Slovene partisan in World War II and politician

Ada Krivic (February 17, 1914 – July 31, 1995) was a Slovene partisan in World War II and a noted politician in Yugoslavia. She helped orphans and directed an organisation that assisted children with learning difficulties.

==Life==
Krivic was born in Dvor, Žužemberk and she graduated from the University of Ljubljana in 1941. She is known for her role as a Yugoslav partisan. She was involved in the early organisation of care for the orphans of parents lost in Ljubljana Between May and June 1942 she was imprisoned by the Italian fascists. She was awarded the Commemorative Medal of the Partisans of 1941.

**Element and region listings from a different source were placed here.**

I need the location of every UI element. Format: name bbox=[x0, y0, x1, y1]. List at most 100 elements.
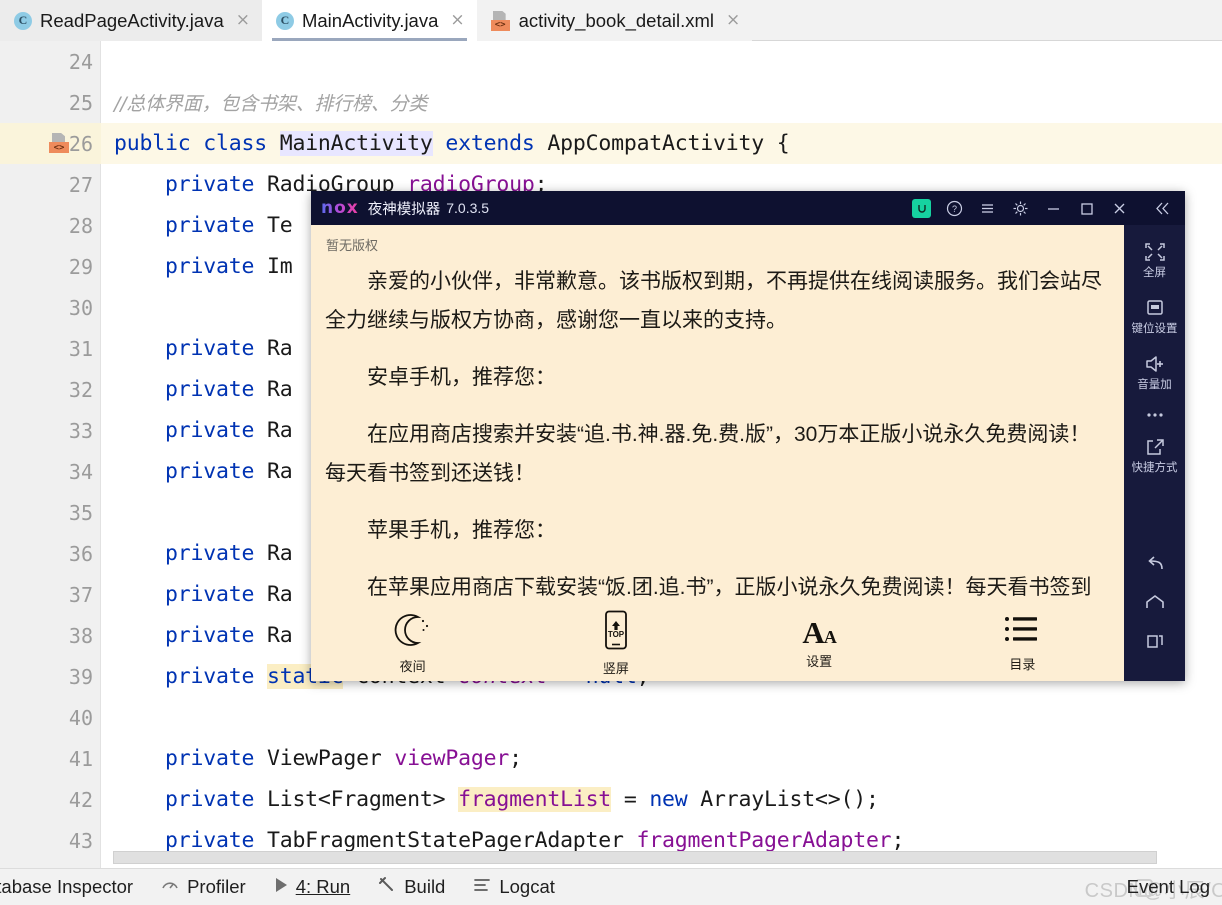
tab-ReadPageActivity-java[interactable]: C ReadPageActivity.java × bbox=[0, 0, 262, 41]
code-line-current: <> 26 public class MainActivity extends … bbox=[0, 123, 1222, 164]
line-number-cell: 43 bbox=[0, 820, 101, 861]
status-label: 4: Run bbox=[295, 876, 351, 897]
tab-label: activity_book_detail.xml bbox=[518, 9, 715, 31]
tab-MainActivity-java[interactable]: C MainActivity.java × bbox=[261, 0, 477, 41]
sidebar-item-label: 全屏 bbox=[1143, 267, 1166, 279]
keyword-token: class bbox=[203, 131, 267, 156]
line-number: 43 bbox=[68, 828, 93, 853]
help-icon[interactable]: ? bbox=[938, 193, 971, 223]
line-number-cell: 29 bbox=[0, 246, 101, 287]
nox-emulator-window[interactable]: nox 夜神模拟器 7.0.3.5 ? 暂无版权 亲爱的小伙伴，非常歉意。该书版… bbox=[311, 191, 1185, 681]
nox-titlebar[interactable]: nox 夜神模拟器 7.0.3.5 ? bbox=[311, 191, 1185, 225]
comment-token: //总体界面，包含书架、排行榜、分类 bbox=[114, 93, 428, 115]
line-number-cell: 24 bbox=[0, 41, 101, 82]
type-token: Ra bbox=[266, 541, 293, 566]
line-number: 40 bbox=[68, 705, 93, 730]
field-token: fragmentList bbox=[458, 787, 612, 812]
line-number: 37 bbox=[68, 582, 93, 607]
reader-orientation-button[interactable]: TOP 竖屏 bbox=[514, 610, 717, 677]
type-token: Ra bbox=[266, 582, 293, 607]
keyword-token: private bbox=[164, 336, 255, 361]
catalog-icon bbox=[1003, 614, 1041, 651]
line-number: 29 bbox=[68, 254, 93, 279]
field-token: fragmentPagerAdapter bbox=[636, 828, 892, 853]
reader-catalog-button[interactable]: 目录 bbox=[921, 614, 1124, 673]
line-number: 26 bbox=[68, 131, 93, 156]
book-content[interactable]: 亲爱的小伙伴，非常歉意。该书版权到期，不再提供在线阅读服务。我们会站尽全力继续与… bbox=[311, 254, 1124, 646]
line-text: private TabFragmentStatePagerAdapter fra… bbox=[101, 828, 1222, 853]
line-number: 31 bbox=[68, 336, 93, 361]
sidebar-item-fullscreen[interactable]: 全屏 bbox=[1124, 241, 1185, 280]
sidebar-item-keymap[interactable]: 键位设置 bbox=[1124, 297, 1185, 336]
sidebar-item-back[interactable] bbox=[1124, 555, 1185, 575]
settings-gear-icon[interactable] bbox=[1004, 193, 1037, 223]
keyword-token: private bbox=[164, 746, 255, 771]
semicolon-token: ; bbox=[509, 746, 522, 771]
xml-layout-gutter-icon[interactable]: <> bbox=[49, 133, 69, 153]
line-text: //总体界面，包含书架、排行榜、分类 bbox=[101, 89, 1222, 116]
close-icon[interactable]: × bbox=[236, 12, 250, 29]
night-mode-icon bbox=[392, 612, 434, 653]
field-token: viewPager bbox=[394, 746, 510, 771]
maximize-icon[interactable] bbox=[1070, 193, 1103, 223]
build-hammer-icon bbox=[377, 875, 397, 900]
android-screen[interactable]: 暂无版权 亲爱的小伙伴，非常歉意。该书版权到期，不再提供在线阅读服务。我们会站尽… bbox=[311, 225, 1124, 681]
keyword-token: private bbox=[164, 377, 255, 402]
portrait-mode-icon: TOP bbox=[601, 610, 631, 655]
nox-account-icon[interactable] bbox=[905, 193, 938, 223]
keyword-token: private bbox=[164, 582, 255, 607]
reader-night-mode-button[interactable]: 夜间 bbox=[311, 612, 514, 675]
line-number-cell: 36 bbox=[0, 533, 101, 574]
code-line: 24 bbox=[0, 41, 1222, 82]
collapse-sidebar-icon[interactable] bbox=[1146, 193, 1179, 223]
status-item-profiler[interactable]: Profiler bbox=[160, 875, 246, 900]
sidebar-item-more[interactable] bbox=[1124, 409, 1185, 422]
line-number: 36 bbox=[68, 541, 93, 566]
keyword-token: private bbox=[164, 254, 255, 279]
tab-label: ReadPageActivity.java bbox=[40, 9, 224, 31]
keyword-token: private bbox=[164, 623, 255, 648]
nox-body: 暂无版权 亲爱的小伙伴，非常歉意。该书版权到期，不再提供在线阅读服务。我们会站尽… bbox=[311, 225, 1185, 681]
sidebar-item-label: 音量加 bbox=[1137, 379, 1172, 391]
line-number-cell: 27 bbox=[0, 164, 101, 205]
status-item-build[interactable]: Build bbox=[377, 875, 445, 900]
menu-icon[interactable] bbox=[971, 193, 1004, 223]
line-number: 27 bbox=[68, 172, 93, 197]
sidebar-item-label: 键位设置 bbox=[1131, 323, 1178, 335]
line-number-cell: 37 bbox=[0, 574, 101, 615]
sidebar-item-recents[interactable] bbox=[1124, 631, 1185, 651]
line-number-cell: 39 bbox=[0, 656, 101, 697]
recents-icon bbox=[1146, 635, 1163, 648]
type-token: Ra bbox=[266, 336, 293, 361]
minimize-icon[interactable] bbox=[1037, 193, 1070, 223]
keyword-token: private bbox=[164, 459, 255, 484]
reader-font-settings-button[interactable]: AA 设置 bbox=[718, 617, 921, 670]
java-class-icon: C bbox=[275, 11, 294, 30]
close-icon[interactable]: × bbox=[450, 12, 464, 29]
status-item-run[interactable]: 4: Run bbox=[273, 876, 351, 899]
close-icon[interactable]: × bbox=[726, 12, 740, 29]
nox-sidebar-nav bbox=[1124, 555, 1185, 681]
sidebar-item-volume-up[interactable]: 音量加 bbox=[1124, 353, 1185, 392]
status-label: Profiler bbox=[187, 876, 246, 897]
sidebar-item-shortcut[interactable]: 快捷方式 bbox=[1124, 436, 1185, 475]
keyword-token: public bbox=[114, 131, 191, 156]
line-number: 38 bbox=[68, 623, 93, 648]
status-label: Build bbox=[404, 876, 446, 897]
book-paragraph: 安卓手机，推荐您： bbox=[367, 366, 556, 389]
nox-sidebar: 全屏 键位设置 音量加 快捷方式 bbox=[1124, 225, 1185, 681]
run-play-icon bbox=[273, 876, 289, 899]
tab-activity-book-detail-xml[interactable]: <> activity_book_detail.xml × bbox=[476, 0, 753, 41]
sidebar-item-home[interactable] bbox=[1124, 593, 1185, 613]
reader-tool-label: 设置 bbox=[806, 653, 833, 669]
editor-horizontal-scrollbar[interactable] bbox=[113, 851, 1157, 864]
font-settings-icon: AA bbox=[802, 614, 836, 650]
type-token: Ra bbox=[266, 459, 293, 484]
logcat-icon bbox=[472, 876, 492, 899]
status-item-event-log[interactable]: CSDN@小辰/OPPO Event Log bbox=[1085, 876, 1222, 902]
status-item-logcat[interactable]: Logcat bbox=[472, 876, 555, 899]
status-item-database-inspector[interactable]: atabase Inspector bbox=[0, 876, 133, 898]
line-number-cell: 35 bbox=[0, 492, 101, 533]
close-icon[interactable] bbox=[1103, 193, 1136, 223]
reader-toolbar: 夜间 TOP 竖屏 AA 设置 目录 bbox=[311, 605, 1124, 681]
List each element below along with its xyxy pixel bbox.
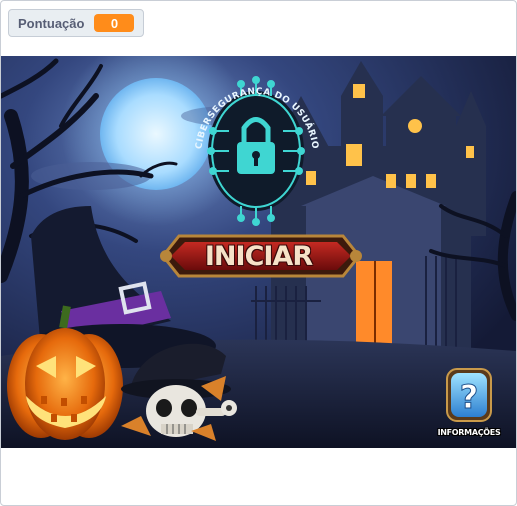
start-button-label: INICIAR xyxy=(204,240,313,272)
score-monitor: Pontuação 0 xyxy=(8,9,144,37)
score-value: 0 xyxy=(94,14,135,32)
score-label: Pontuação xyxy=(18,15,85,31)
game-stage[interactable]: CIBERSEGURANÇA DO USUÁRIO ? INICIAR INFO… xyxy=(1,56,516,448)
info-button[interactable] xyxy=(445,368,493,426)
info-button-label: INFORMAÇÕES xyxy=(437,428,501,437)
start-button[interactable]: INICIAR xyxy=(166,226,351,286)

In the 1950s she was involved with an organisation inspired by Marijan Brelelj. The "Association of Assistance to the Disadvantaged of Slovenia" aimed to assist those with learning difficulties.

Krivic was President of the Association of the Friends of Childhood and a member of the Slovene Executive Conmmittee. She was a high level delegate in 1957 with Vida Tomšič, Lzenda Mimica, Milka Kufrin and Mara Naceva to meet representatives of Eugénie Cotton's Women's International Democratic Federation. The purpose of the meeting was to allow Yugoslavia to join the Women's International Democratic Federation. The WIDF were willing but the Yugoslav's refused the offer but agreed to attend as observers.

Krivic died in Golnik. She was the mother of Mish Krivik who became a leading judge defending equal rights.